Era algo más que “un derecho ciudadano” del cliente: un gusto personal del empleado por servir, por contribuir al bienestar o la comodidad de los demás. Era así de sencillo, era lo normal, lo correlativo. Algunos decían “Gracias” y otros “Por favor”, pero si no lo decías, si se te olvidaba, el chofer o cualquiera, pensaría que venías con prisa, que tenías un problema urgente, una situación triste… No le daba cabida a un juicio sobre tu comportamiento o tu educación, no miraría a otro haciendo una muequita, no haría un comentario; estaba a gusto con el favor que bridaba y, si decías “Gracias” respondería: “No hay de qué”, “No hay por qué darlas”. Diría: “Fue un placer”, “Ha sido un gusto”, “Usted se lo merece” o “¡Faltaba más!”. Y, si decías: “Por favor…” antes de enunciar tu necesidad, el otro te miraba sorprendido y decía: “¡Claro que sí!” o, sin importar que fuera una mujer, diría “¡Hombre!¡Faltaba más!”.
Hemos olvidado que cuando uno pide a alguien un favor, lo hace con la certeza de que, esa persona, está en posibilidad de favorecerle a uno o al menos lo ve un tanto por encima en condiciones. Uno lo sitúa en ocasión de mayorazgo, en oportunidad digna de obrar con magnificencia y es, esa persona, quien debía agradecerte a ti, el honor que le estás haciendo.
Psicológicamente, quien pide, lo hace desde una posición simbólica de pobreza y debilidad, y quien da, da desde un lugar alegórico de abundancia y de poder. Es por eso que quien otorga favores, quien ofrece el beneficio es quien debe agradecer al beneficiado, la oportunidad de expresar su magnificencia, de ser justo y de obrar bien.
Hoy en mi barrio sólo queda un paradero de ómnibus, apenas sin guaguas. Desde allí se expiden, al menos, unas ocho rutas, creo que son más, hacia diversos lugares de La Habana, no sé el dato exacto, pero hay días que han estado trabajando sólo tres ómnibus para cubrir todas las rutas, eso significa que sólo en horario diurno cada ruta difícilmente hace un par de salidas. En días que ahora mismo llamaría con triste eufemismo “normales” puedes estar esperando más de tres horas sentado en un contén de la acera, en un quicio de puerta, de pie al sol, con hambre, etcétera. Hoy las paradas son cada cinco cuadras ¡No se te ocurra pedirle al chofer que te deje fuera de parada para ahorrarte unas cuadras de caminata!
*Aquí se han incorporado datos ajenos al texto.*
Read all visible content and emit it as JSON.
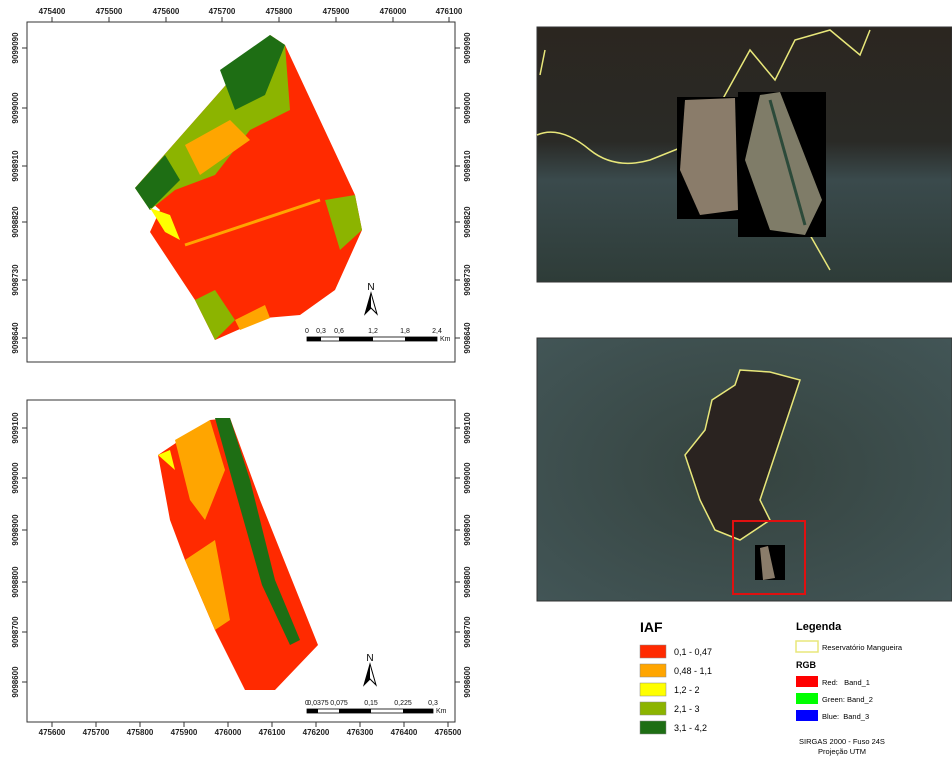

Hay lugares donde no hay parada oficial, pero resultan lugares estratégicos que hacen posible que una ruta que no va para tu destino pueda acercarte al lugar donde vas si las rutas que normalmente van hacia allí se demoran mucho y tienes prisa. La ruta idónea sería el A-56 para ir desde La Habana Vieja a La Virgen del Camino. Estas rutas que menciono no son del paradero de mi barrio, pero pertenecen a la misma mísera realidad actual.
Es el caso es que, el A-66 hace la ruta Habana Vieja-Regla, bordeando la Avenida del Puerto de La Habana, y en este recorrido pasa por el sitio llamado Cayo Cruz, antiguo basurero de la capital y que está a unas cuantas cuadras de La Virgen del Camino, lo cual es una maravilla quedarse allí y seguir a pie. Sin embargo, para asombro de cualquiera medianamente inteligente allí no hay parada oficial y los choferes se niegan a parar allí; si le preguntas, si pararía allí, dice que oficialmente no puede, pero si le das diez o veinte pesos no tendrá reparos para “hacerte el favor”.
Quería saber más de tus asombros de la niñez. Y ese bonito recuerdo de las guaguas de antaño me dejó pensando en que yo cuando era adolescente dejaba pasar muchas y eso que iban vacías. Épocas de buen país y personas con educación formal. Espero otro diario de lo primero que cuentas. Gracias por la escritura. También pensé en la canción de Paul Mac Cartney, tan bella.